Hawaiian Earthquake in a Volcanically Active Zone

Oct. 15, 2006 — -- This is what everyone has worried about: A sizeable earthquake hitting a populated area, with no way to predict it, and no way to anticipate the amount of damage done.

Hawaii does not fit the mold of most major earthquake zones. It is considered a "hot spot," prone to earthquake activity, because of the rugged volcanoes that formed the island chain. But it is not on the juncture of two of the major tectonic plates that form the earth's crust, the seams where most earthquakes occur.

"Earthquakes and mountains were closely correlated," said Kate Hutton, who studies earthquakes for the U.S. Geological Survey. "If you had tall young mountains you're likely to have earthquakes. And the reason is that's how the mountains got there."

Active Volcanoes in Area

On Hawaii, the mountains are volcanic. The big island of Hawaii is made of five volcanoes, two of which -- Mauna Loa and Kiluaea -- remain active today. Mauna Loa erupted in 1984; Kilauea is considered one of the most active volcanoes on Earth today, having erupted 30 times in the last 40 years.

The vibrations that follow this release of energy, called seismic waves, spread for miles.

Most earthquakes happen within 40 miles of the Earth's surface. The strongest of Sunday's quakes was reported by the USGS to have been centered 24.2 miles below sea level, six miles southwest of Puako, Hawaii.

That underground point is called the focus, or hydrocenter, of the quake. The epicenter is the ground-level point right above it on a map.

"The epicenter is not where the worst damage is," said Lucy Jones of the USGS in California. "It's only where the rupture started. The worst damage and the worst shaking is often somewhere other than the epicenter, after it's really built up steam."

Magnitude 6.6 for Strongest Tremor

The severity of an earthquake is commonly called its magnitude. Scientists do not actually use the Richter scale, devised by geologist Charles Richter in the 1930s, but the numbers still mean the same thing.

Each rung on the magnitude scale is ten times stronger than the one before it.
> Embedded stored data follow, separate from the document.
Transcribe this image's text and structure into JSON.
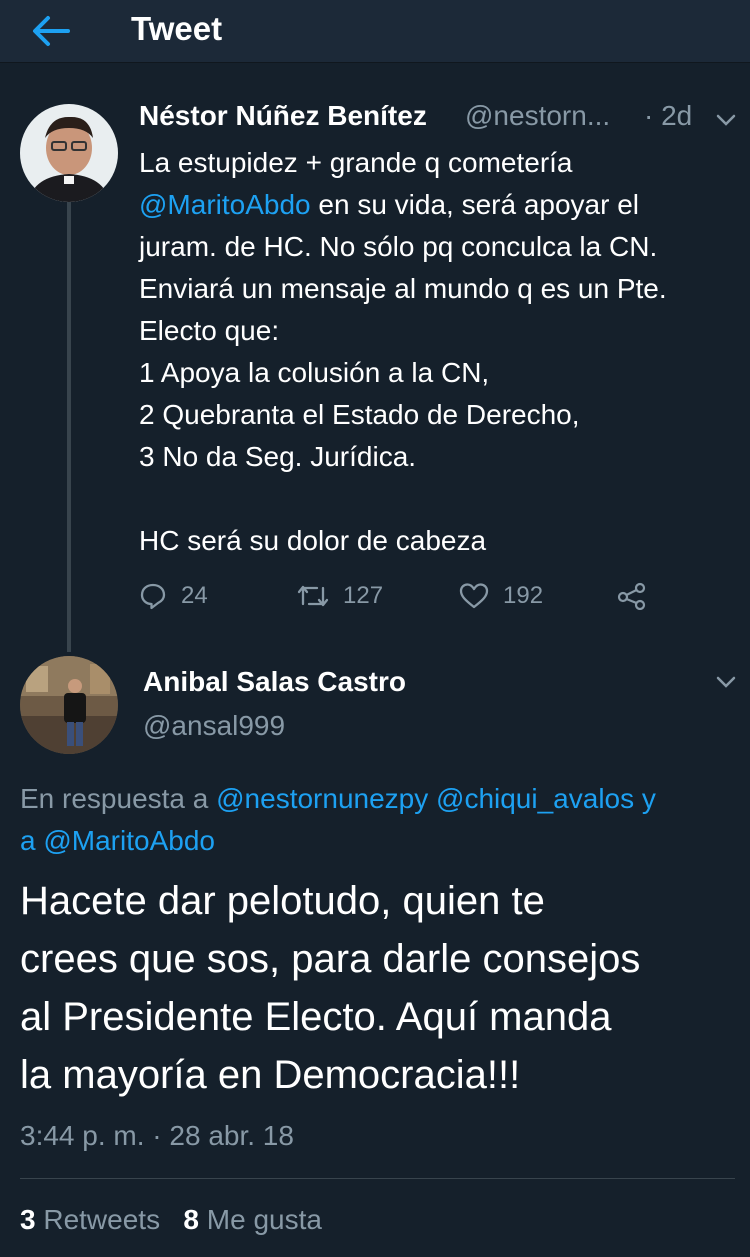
{
  "header": {
    "title": "Tweet",
    "back_icon": "arrow-left-icon"
  },
  "tweet1": {
    "author_name": "Néstor Núñez Benítez",
    "handle": "@nestorn...",
    "time": "· 2d",
    "lines": [
      "La estupidez + grande q cometería",
      "en su vida, será apoyar el",
      "juram. de HC. No sólo pq conculca la CN.",
      "Enviará un mensaje al mundo q es un Pte.",
      "Electo que:",
      "1 Apoya la colusión a la CN,",
      "2 Quebranta el Estado de Derecho,",
      "3 No da Seg. Jurídica.",
      "HC será su dolor de cabeza"
    ],
    "mention": "@MaritoAbdo",
    "actions": {
      "replies": "24",
      "retweets": "127",
      "likes": "192"
    }
  },
  "tweet2": {
    "author_name": "Anibal Salas Castro",
    "handle": "@ansal999",
    "reply_prefix": "En respuesta a",
    "reply_mention1": "@nestornunezpy",
    "reply_mention2": "@chiqui_avalos",
    "reply_and": "y",
    "reply_and_prefix": "a",
    "reply_mention3": "@MaritoAbdo",
    "text_lines": [
      "Hacete dar pelotudo, quien te",
      "crees que sos, para darle consejos",
      "al Presidente Electo. Aquí manda",
      "la mayoría en Democracia!!!"
    ],
    "timestamp": "3:44 p. m. · 28 abr. 18",
    "retweet_count": "3",
    "retweet_label": "Retweets",
    "like_count": "8",
    "like_label": "Me gusta"
  },
  "colors": {
    "background": "#15202b",
    "header": "#1c2938",
    "accent": "#1da1f2",
    "secondary_text": "#8899a6",
    "divider": "#38444d"
  }
}
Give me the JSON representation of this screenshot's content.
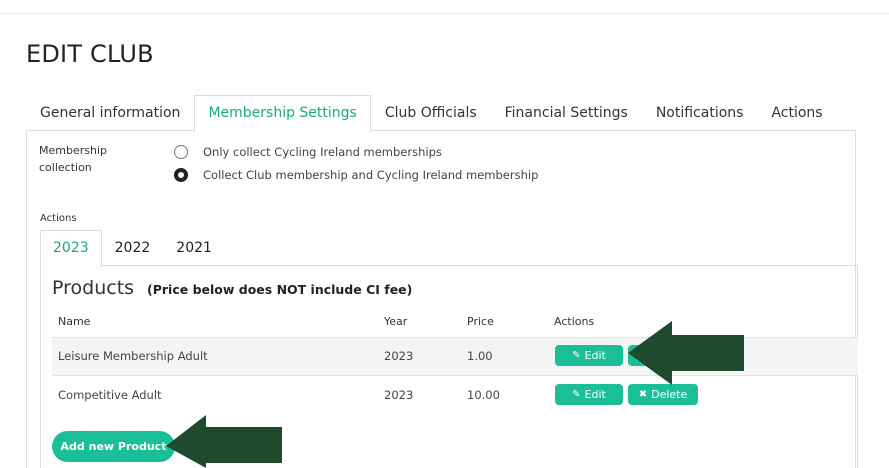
{
  "page": {
    "title": "EDIT CLUB"
  },
  "tabs": [
    {
      "label": "General information"
    },
    {
      "label": "Membership Settings",
      "active": true
    },
    {
      "label": "Club Officials"
    },
    {
      "label": "Financial Settings"
    },
    {
      "label": "Notifications"
    },
    {
      "label": "Actions"
    }
  ],
  "membership_collection": {
    "label": "Membership collection",
    "options": [
      {
        "label": "Only collect Cycling Ireland memberships",
        "checked": false
      },
      {
        "label": "Collect Club membership and Cycling Ireland membership",
        "checked": true
      }
    ]
  },
  "actions_label": "Actions",
  "year_tabs": [
    {
      "label": "2023",
      "active": true
    },
    {
      "label": "2022"
    },
    {
      "label": "2021"
    }
  ],
  "products": {
    "title": "Products",
    "note": "(Price below does NOT include CI fee)",
    "columns": [
      "Name",
      "Year",
      "Price",
      "Actions"
    ],
    "rows": [
      {
        "name": "Leisure Membership Adult",
        "year": "2023",
        "price": "1.00",
        "edit_label": "Edit"
      },
      {
        "name": "Competitive Adult",
        "year": "2023",
        "price": "10.00",
        "edit_label": "Edit",
        "delete_label": "Delete"
      }
    ],
    "add_label": "Add new Product"
  },
  "colors": {
    "accent": "#1aa886",
    "button": "#1bbf97",
    "arrow": "#1f4a2e"
  },
  "icons": {
    "edit": "edit-icon",
    "delete": "delete-icon",
    "annotation": "arrow-left-icon"
  }
}
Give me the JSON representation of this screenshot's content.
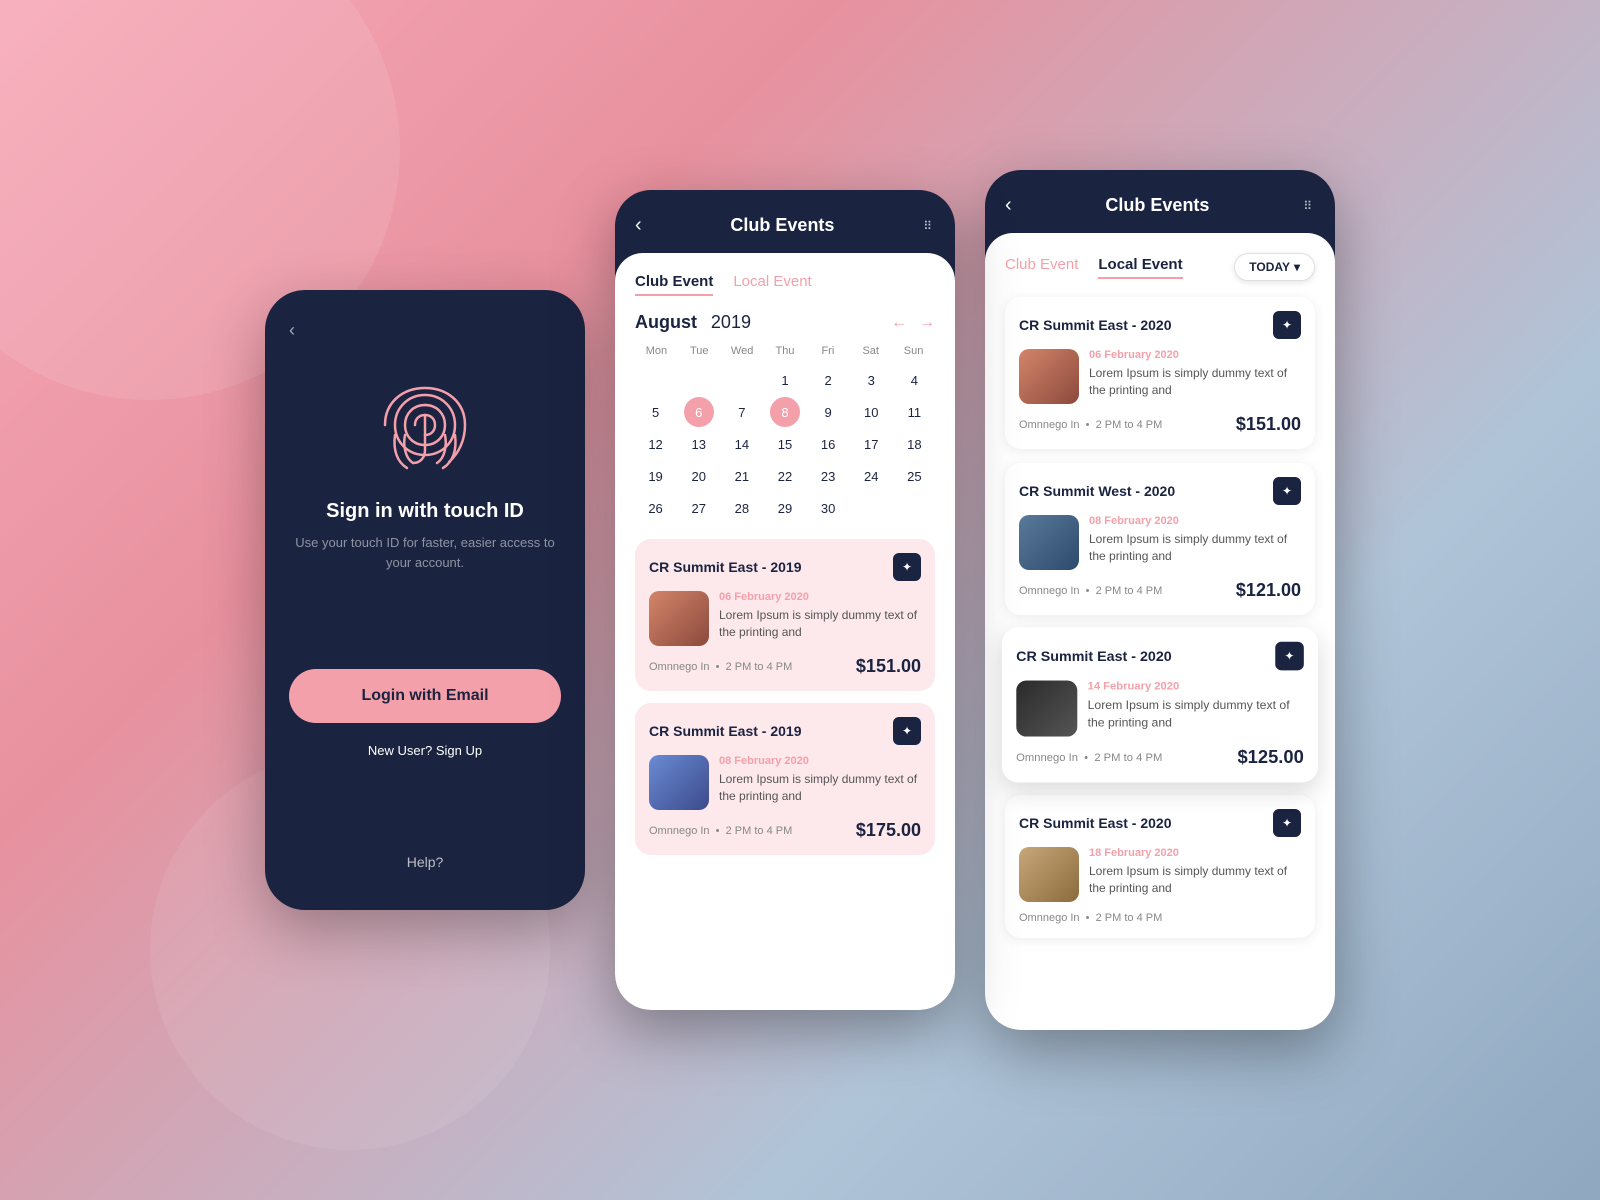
{
  "background": {
    "gradient_from": "#f7a8b8",
    "gradient_to": "#8fa8c0"
  },
  "screen_login": {
    "back_label": "‹",
    "title": "Sign in with touch ID",
    "subtitle": "Use your touch ID for faster, easier\naccess to your account.",
    "login_button_label": "Login with Email",
    "signup_label": "New User? Sign Up",
    "help_label": "Help?"
  },
  "screen_calendar": {
    "header": {
      "back_label": "‹",
      "title": "Club Events",
      "dots_label": "⋮⋮"
    },
    "tabs": [
      {
        "label": "Club Event",
        "active": true
      },
      {
        "label": "Local Event",
        "active": false
      }
    ],
    "calendar": {
      "month": "August",
      "year": "2019",
      "day_names": [
        "Mon",
        "Tue",
        "Wed",
        "Thu",
        "Fri",
        "Sat",
        "Sun"
      ],
      "dates": [
        {
          "val": "",
          "empty": true
        },
        {
          "val": "",
          "empty": true
        },
        {
          "val": "",
          "empty": true
        },
        {
          "val": "1",
          "empty": false
        },
        {
          "val": "2",
          "empty": false
        },
        {
          "val": "3",
          "empty": false
        },
        {
          "val": "4",
          "empty": false
        },
        {
          "val": "5",
          "empty": false
        },
        {
          "val": "6",
          "empty": false,
          "highlighted": true
        },
        {
          "val": "7",
          "empty": false
        },
        {
          "val": "8",
          "empty": false,
          "highlighted": true
        },
        {
          "val": "9",
          "empty": false
        },
        {
          "val": "10",
          "empty": false
        },
        {
          "val": "11",
          "empty": false
        },
        {
          "val": "12",
          "empty": false
        },
        {
          "val": "13",
          "empty": false
        },
        {
          "val": "14",
          "empty": false
        },
        {
          "val": "15",
          "empty": false
        },
        {
          "val": "16",
          "empty": false
        },
        {
          "val": "17",
          "empty": false
        },
        {
          "val": "18",
          "empty": false
        },
        {
          "val": "19",
          "empty": false
        },
        {
          "val": "20",
          "empty": false
        },
        {
          "val": "21",
          "empty": false
        },
        {
          "val": "22",
          "empty": false
        },
        {
          "val": "23",
          "empty": false
        },
        {
          "val": "24",
          "empty": false
        },
        {
          "val": "25",
          "empty": false
        },
        {
          "val": "26",
          "empty": false
        },
        {
          "val": "27",
          "empty": false
        },
        {
          "val": "28",
          "empty": false
        },
        {
          "val": "29",
          "empty": false
        },
        {
          "val": "30",
          "empty": false
        }
      ]
    },
    "events": [
      {
        "title": "CR Summit East - 2019",
        "date": "06 February 2020",
        "desc": "Lorem Ipsum is simply dummy text of the printing and",
        "location": "Omnnego In",
        "time": "2 PM to 4 PM",
        "price": "$151.00"
      },
      {
        "title": "CR Summit East - 2019",
        "date": "08 February 2020",
        "desc": "Lorem Ipsum is simply dummy text of the printing and",
        "location": "Omnnego In",
        "time": "2 PM to 4 PM",
        "price": "$175.00"
      }
    ]
  },
  "screen_events": {
    "header": {
      "back_label": "‹",
      "title": "Club Events",
      "dots_label": "⋮⋮"
    },
    "tabs": [
      {
        "label": "Club Event",
        "active": false
      },
      {
        "label": "Local Event",
        "active": true
      }
    ],
    "today_button_label": "TODAY",
    "events": [
      {
        "title": "CR Summit East - 2020",
        "date": "06 February 2020",
        "desc": "Lorem Ipsum is simply dummy text of the printing and",
        "location": "Omnnego In",
        "time": "2 PM to 4 PM",
        "price": "$151.00",
        "elevated": false
      },
      {
        "title": "CR Summit West - 2020",
        "date": "08 February 2020",
        "desc": "Lorem Ipsum is simply dummy text of the printing and",
        "location": "Omnnego In",
        "time": "2 PM to 4 PM",
        "price": "$121.00",
        "elevated": false
      },
      {
        "title": "CR Summit East - 2020",
        "date": "14 February 2020",
        "desc": "Lorem Ipsum is simply dummy text of the printing and",
        "location": "Omnnego In",
        "time": "2 PM to 4 PM",
        "price": "$125.00",
        "elevated": true
      },
      {
        "title": "CR Summit East - 2020",
        "date": "18 February 2020",
        "desc": "Lorem Ipsum is simply dummy text of the printing and",
        "location": "Omnnego In",
        "time": "2 PM to 4 PM",
        "price": "",
        "elevated": false
      }
    ]
  }
}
Thus a quake of magnitude six is considered "strong," and is ten times more powerful than a "moderate" quake of magnitude five.

A 3.0 may be hardly noticeable. A 6.0 may knock pictures off the wall. San Francisco's famous earthquake of 1906 was estimated, in retrospect, to have been a 7.8.

The greatest earthquake ever recorded was a 9.5 in Chile in 1960. It left two million people homeless. The Sumatran quake of December 24, 2004 -- which set off the great tsunami that killed more than 200,000 people across the Indian Ocean -- was a 9.0.

The Hawaiian earthquake of Sunday morning is currently estimated to have been a 6.6, revised upward from a 6.3. In the three hours following, there were at least 45 aftershocks of magnitude 1.9 or greater.